Visualizing and modeling tissue and cell type specific expression of adhesome: The integrin adhesion code

Adhesome, the complement of cell‐cell and cell‐matrix adhesion receptors in an organism, encompasses 150 bona fide components and 82 associated components. The core of adhesome are integrins, a superfamily of cell adhesion receptors, comprising of 24 transmembrane αβ heterodimers via combination of 18 α and 8 β subunits encoded by 26 genes in humans. However, tissue and cell‐type specific adhesomes remain elusive. Recent single‐cell RNA sequencing (scRNA‐seq) data enable characterizing the cell‐type specific expression signature of integrins. in this research, we present the weighted bipartite integrin expression maps of 173 cell types during human fetal development and 101 cell types of human intestine.
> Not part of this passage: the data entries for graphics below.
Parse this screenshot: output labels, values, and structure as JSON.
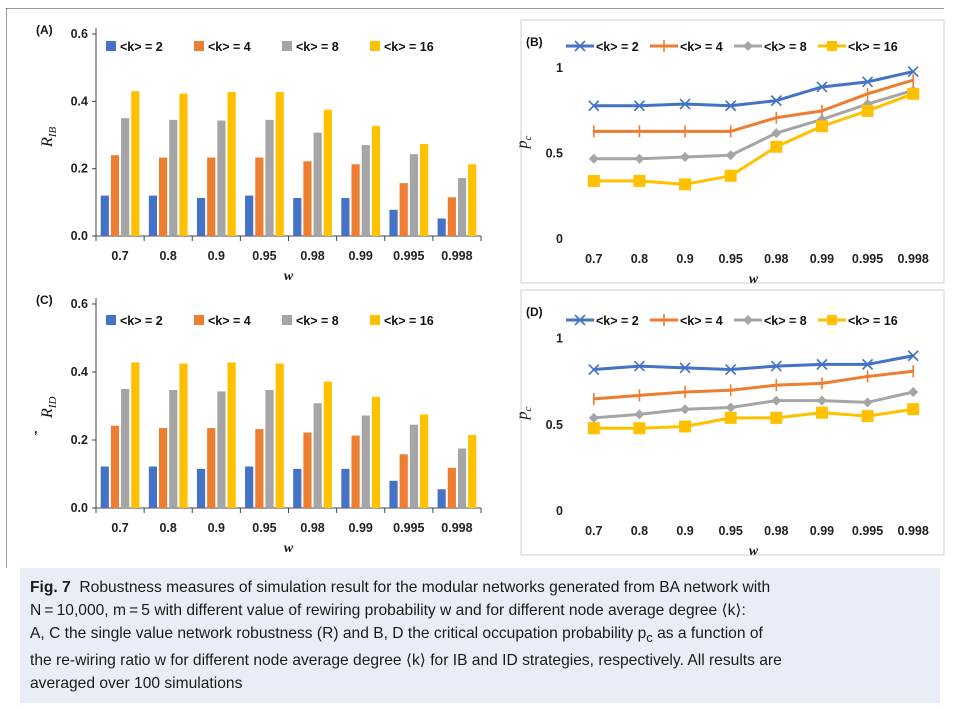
{
  "colors": {
    "k2": "#4472C4",
    "k4": "#ED7D31",
    "k8": "#A5A5A5",
    "k16": "#FFC000"
  },
  "chart_data": [
    {
      "panel": "(A)",
      "type": "bar",
      "categories": [
        "0.7",
        "0.8",
        "0.9",
        "0.95",
        "0.98",
        "0.99",
        "0.995",
        "0.998"
      ],
      "xlabel": "w",
      "ylabel": "R_IB",
      "ylim": [
        0,
        0.6
      ],
      "yticks": [
        "0.0",
        "0.2",
        "0.4",
        "0.6"
      ],
      "series": [
        {
          "name": "<k> = 2",
          "values": [
            0.12,
            0.12,
            0.113,
            0.12,
            0.113,
            0.113,
            0.078,
            0.052
          ]
        },
        {
          "name": "<k> = 4",
          "values": [
            0.24,
            0.233,
            0.233,
            0.233,
            0.222,
            0.213,
            0.157,
            0.115
          ]
        },
        {
          "name": "<k> = 8",
          "values": [
            0.35,
            0.345,
            0.343,
            0.345,
            0.307,
            0.27,
            0.243,
            0.172
          ]
        },
        {
          "name": "<k> = 16",
          "values": [
            0.43,
            0.423,
            0.428,
            0.428,
            0.375,
            0.327,
            0.273,
            0.213
          ]
        }
      ]
    },
    {
      "panel": "(B)",
      "type": "line",
      "categories": [
        "0.7",
        "0.8",
        "0.9",
        "0.95",
        "0.98",
        "0.99",
        "0.995",
        "0.998"
      ],
      "xlabel": "w",
      "ylabel": "p_c",
      "ylim": [
        0,
        1.2
      ],
      "yticks": [
        "0",
        "0.5",
        "1"
      ],
      "series": [
        {
          "name": "<k> = 2",
          "values": [
            0.78,
            0.78,
            0.79,
            0.78,
            0.81,
            0.89,
            0.92,
            0.98
          ]
        },
        {
          "name": "<k> = 4",
          "values": [
            0.63,
            0.63,
            0.63,
            0.63,
            0.71,
            0.75,
            0.85,
            0.93
          ]
        },
        {
          "name": "<k> = 8",
          "values": [
            0.47,
            0.47,
            0.48,
            0.49,
            0.62,
            0.7,
            0.79,
            0.87
          ]
        },
        {
          "name": "<k> = 16",
          "values": [
            0.34,
            0.34,
            0.32,
            0.37,
            0.54,
            0.66,
            0.75,
            0.85
          ]
        }
      ]
    },
    {
      "panel": "(C)",
      "type": "bar",
      "categories": [
        "0.7",
        "0.8",
        "0.9",
        "0.95",
        "0.98",
        "0.99",
        "0.995",
        "0.998"
      ],
      "xlabel": "w",
      "ylabel": "R_ID",
      "ylim": [
        0,
        0.6
      ],
      "yticks": [
        "0.0",
        "0.2",
        "0.4",
        "0.6"
      ],
      "series": [
        {
          "name": "<k> = 2",
          "values": [
            0.122,
            0.122,
            0.115,
            0.122,
            0.115,
            0.115,
            0.08,
            0.055
          ]
        },
        {
          "name": "<k> = 4",
          "values": [
            0.242,
            0.235,
            0.235,
            0.232,
            0.222,
            0.213,
            0.158,
            0.118
          ]
        },
        {
          "name": "<k> = 8",
          "values": [
            0.35,
            0.347,
            0.343,
            0.347,
            0.308,
            0.272,
            0.245,
            0.175
          ]
        },
        {
          "name": "<k> = 16",
          "values": [
            0.428,
            0.425,
            0.428,
            0.425,
            0.372,
            0.327,
            0.275,
            0.215
          ]
        }
      ]
    },
    {
      "panel": "(D)",
      "type": "line",
      "categories": [
        "0.7",
        "0.8",
        "0.9",
        "0.95",
        "0.98",
        "0.99",
        "0.995",
        "0.998"
      ],
      "xlabel": "w",
      "ylabel": "p_c",
      "ylim": [
        0,
        1.2
      ],
      "yticks": [
        "0",
        "0.5",
        "1"
      ],
      "series": [
        {
          "name": "<k> = 2",
          "values": [
            0.82,
            0.84,
            0.83,
            0.82,
            0.84,
            0.85,
            0.85,
            0.9
          ]
        },
        {
          "name": "<k> = 4",
          "values": [
            0.65,
            0.67,
            0.69,
            0.7,
            0.73,
            0.74,
            0.78,
            0.81
          ]
        },
        {
          "name": "<k> = 8",
          "values": [
            0.54,
            0.56,
            0.59,
            0.6,
            0.64,
            0.64,
            0.63,
            0.69
          ]
        },
        {
          "name": "<k> = 16",
          "values": [
            0.48,
            0.48,
            0.49,
            0.54,
            0.54,
            0.57,
            0.55,
            0.59
          ]
        }
      ]
    }
  ],
  "caption": {
    "fig_label": "Fig. 7",
    "part1": "Robustness measures of simulation result for the modular networks generated from BA network with",
    "part2": "N = 10,000, m = 5 with different value of rewiring probability w and for different node average degree ⟨k⟩:",
    "part3": "A, C the single value network robustness (R) and B, D the critical occupation probability p",
    "part3_sub": "c",
    "part3_end": " as a function of",
    "part4": "the re-wiring ratio w for different node average degree ⟨k⟩ for IB and ID strategies, respectively. All results are",
    "part5": "averaged over 100 simulations"
  }
}
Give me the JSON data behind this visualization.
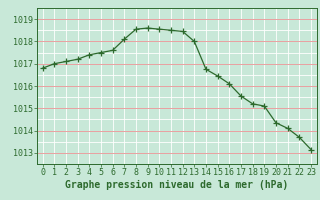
{
  "x": [
    0,
    1,
    2,
    3,
    4,
    5,
    6,
    7,
    8,
    9,
    10,
    11,
    12,
    13,
    14,
    15,
    16,
    17,
    18,
    19,
    20,
    21,
    22,
    23
  ],
  "y": [
    1016.8,
    1017.0,
    1017.1,
    1017.2,
    1017.4,
    1017.5,
    1017.6,
    1018.1,
    1018.55,
    1018.6,
    1018.55,
    1018.5,
    1018.45,
    1018.0,
    1016.75,
    1016.45,
    1016.1,
    1015.55,
    1015.2,
    1015.1,
    1014.35,
    1014.1,
    1013.7,
    1013.15
  ],
  "line_color": "#2d6a2d",
  "marker": "+",
  "marker_size": 4,
  "bg_color": "#c8e8d8",
  "grid_white_color": "#ffffff",
  "grid_red_color": "#e8a0a0",
  "ylim": [
    1012.5,
    1019.5
  ],
  "xlim": [
    -0.5,
    23.5
  ],
  "yticks": [
    1013,
    1014,
    1015,
    1016,
    1017,
    1018,
    1019
  ],
  "xticks": [
    0,
    1,
    2,
    3,
    4,
    5,
    6,
    7,
    8,
    9,
    10,
    11,
    12,
    13,
    14,
    15,
    16,
    17,
    18,
    19,
    20,
    21,
    22,
    23
  ],
  "xlabel": "Graphe pression niveau de la mer (hPa)",
  "xlabel_fontsize": 7,
  "tick_fontsize": 6,
  "label_color": "#2d6a2d"
}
These maps can also be transformed to fuzzy hypergraphs, namely, in which each cell type is represented as a hypergraph edge of fuzzy set of integrin subunits weighted by gene expression levels. A fuzzy hypergraph is predictive for simple cell type identification with single‐cell gene expression data through simple logistic regression models. The bipartite networks can be extended to the whole adhesome. Our bipartite network algorithm can also be expanded to multipartite graphs, in future research, with additional layers’ information, such as genome‐wide association disease mapping, drug targets, et al. Thus, our algorithm of visualizing and modeling the integrin adhesion code may help us better understand the complexity of molecular underpinning of adhesome thereby fostering adhesome‐based molecular medicine.